We actually voted for the 'color-wash' quilt shown next. The photograph does not do justice to the maker's artful control of her block arrangement and the use of her batik fabrics.
About 25 different fabrics went into the nine-patch blocks, illustrating once again that a pattern need not be complex to be compelling.
It was difficult to decide what quilt to vote for, as there was an amazing variety of styles and patterns. It's easier to compare when all of the quilts fit into one category.
One way that quilters learn new techniques or explore new design inspirations is through 'challenges.' A particular fabric, block, or theme is proposed, and a deadline is set for completion. Some challenges grab you more than others.
This piece is from a few years back--my first attempt at machine applique. The challenge was to 'use a recognizable amount' of the plaid fabric seen in the urn. (It appears in numerous 'wild flowers' as well.) Doing this project saved me from terminal boredom during three weeks of recovery from wrist surgery.
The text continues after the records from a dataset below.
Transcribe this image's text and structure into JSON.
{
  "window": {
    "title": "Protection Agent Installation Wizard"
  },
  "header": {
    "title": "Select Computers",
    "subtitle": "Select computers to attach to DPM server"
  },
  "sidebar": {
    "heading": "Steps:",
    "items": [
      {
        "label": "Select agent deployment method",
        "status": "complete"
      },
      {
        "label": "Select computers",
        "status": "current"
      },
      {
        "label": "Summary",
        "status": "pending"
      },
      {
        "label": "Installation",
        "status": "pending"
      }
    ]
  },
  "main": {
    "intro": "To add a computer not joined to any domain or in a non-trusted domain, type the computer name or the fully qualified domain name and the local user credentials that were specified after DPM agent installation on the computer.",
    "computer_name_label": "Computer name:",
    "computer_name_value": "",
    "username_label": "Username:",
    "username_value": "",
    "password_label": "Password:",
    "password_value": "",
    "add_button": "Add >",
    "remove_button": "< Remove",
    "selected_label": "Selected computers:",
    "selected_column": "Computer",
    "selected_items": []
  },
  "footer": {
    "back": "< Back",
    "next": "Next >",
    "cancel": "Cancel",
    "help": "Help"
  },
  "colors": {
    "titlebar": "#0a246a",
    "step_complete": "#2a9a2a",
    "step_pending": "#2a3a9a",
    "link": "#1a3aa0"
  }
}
You never know where your inspiration will come from.
This is Leo (aka Attila the Cat,) our daughter's pet. I assure you he is considering molesting this little red-bud.
He is immortalized in the border of this quilt (below.) The center of this quilt was one of the approximately three million unfinished quilt tops in the universe. I found it in an antique shop, suffering from a bungled attempt to add new blocks to the incomplete whole.
I removed the 'new blocks' and used feedsacks to complete the hand-piecing for the two blocks that were missing, and then designed and added applique vine borders that somewhat controlled the uneven center.
This quilt has gone to live in another state, where Leo sits on it as often as possible.